Fire is another rhythm in a redwood forest. The Grove contains veterans of many fires, their trunks darkened and their innards burned out. Redwood trees are highly resistant to fire due to the tannin content in their thick bark and their water based sap. If they are damaged by fire, new sprouts will grow from dormant buds in the burl, a large mass of meristematic cells which forms at the base of the young tree. Fire is also is an allay of redwoods, because it creates the bare mineral soils needed for seed germination.

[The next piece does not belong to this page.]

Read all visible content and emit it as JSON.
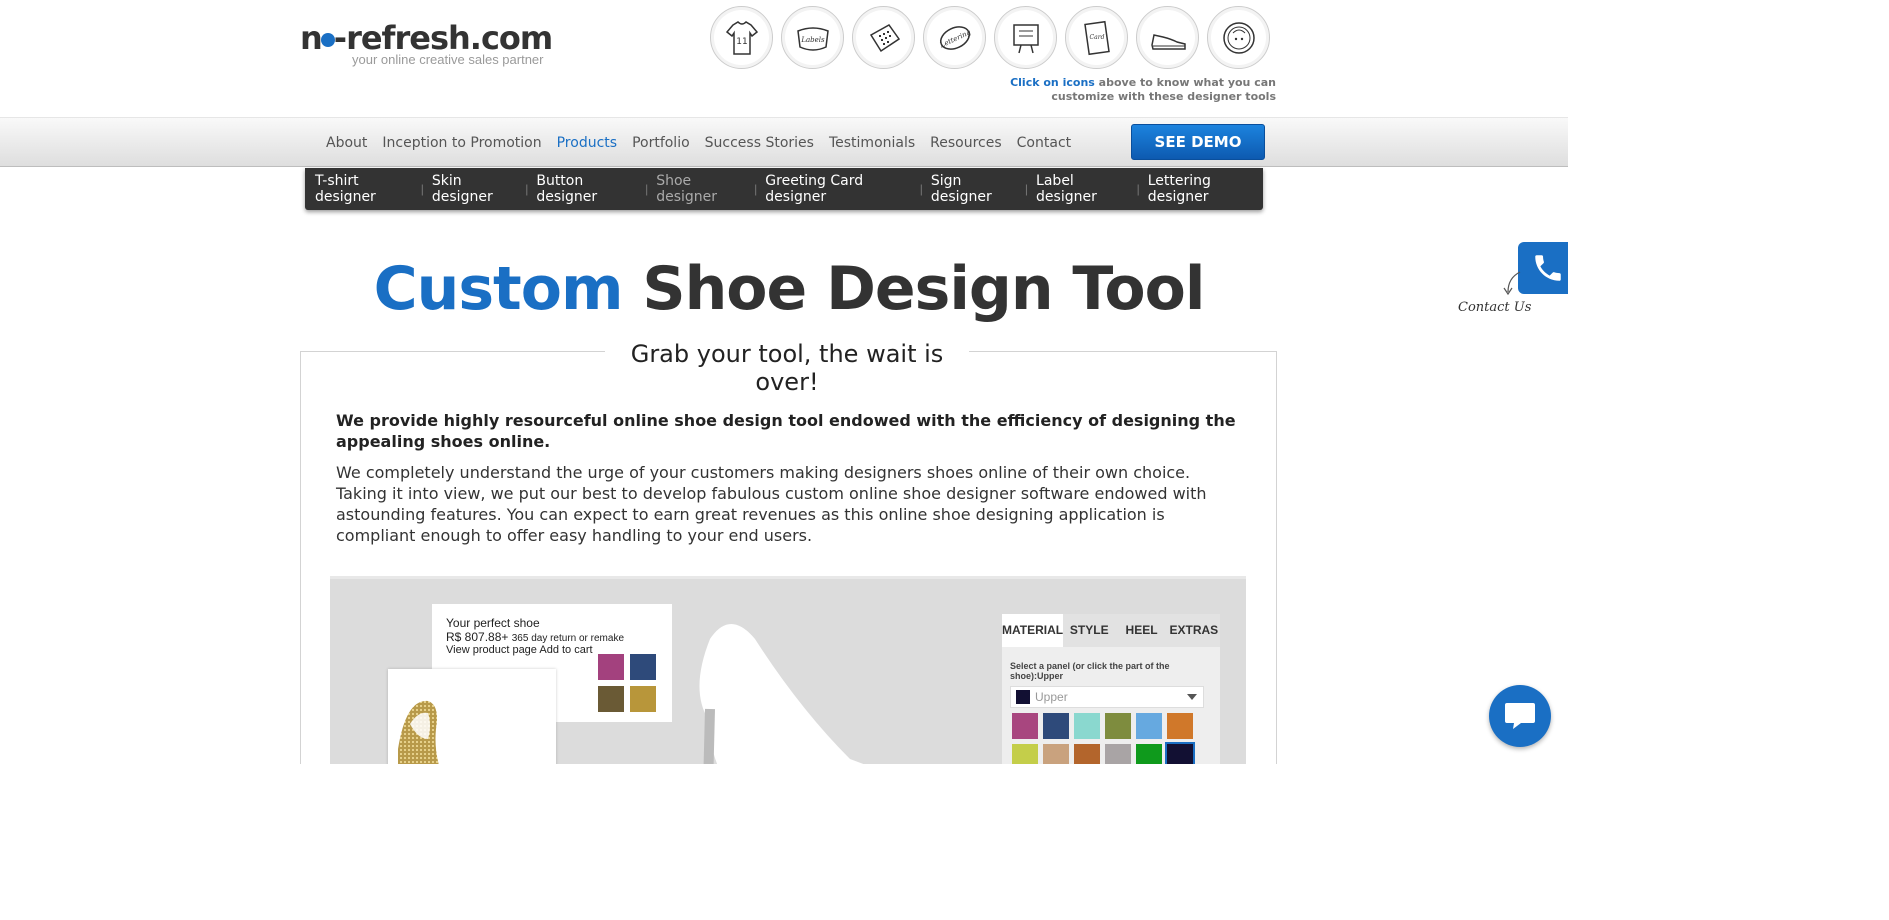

There is a rhythm to calm and crisis, interminable legal delays and abrupt court decisions, patient waiting and frenzied fundraising. Land Paths, Friends of the Old Trees and Forest Unlimited scrambled to raise the money. The dominoes began to fall, one at a time. Forest Unlimited held a fund-raiser with Julia Butterfly Hill and Micky Hart raising both money and public awareness. Friends of the Old Trees generated contributions from private donors totaling $500,000. The Open Space Authority, impressed with the public support, recommended to the Sonoma County Board of Supervisors the approval of $1.2 million for a forever-wild easement on the grove. On July 18, 2000, the Supervisors voted unanimously to approve the Open Space money! The Coastal Conservancy and Save the Redwood League then joined the party with sufficient money to reach $2.2 million. Land Paths now manages the grove for research, educational field trips, and limited public access.

In the end, the cooperation of many organizations and thousands of citizens weaving their musical themes to create a fugue then a symphony, saved the grove. For five years I have listened to the music of these trees. They sing with the wind. There are many different songs, some fierce, some gentle. I can almost understand the language of this music. It blends with the hammering of acorn woodpeckers housing their nuts in the upper trunks, the whistles and chortles of the ravens, and the sweet spring song of the thrush.

On warm summer nights I sleep on my porch breathing in the oxygen from these trees, and giving to them my exhalation of carbon dioxide. I wonder, where do these trees leave off and I begin? As there roots are intertwined with each other, so is my breath with theirs, so is my life with theirs.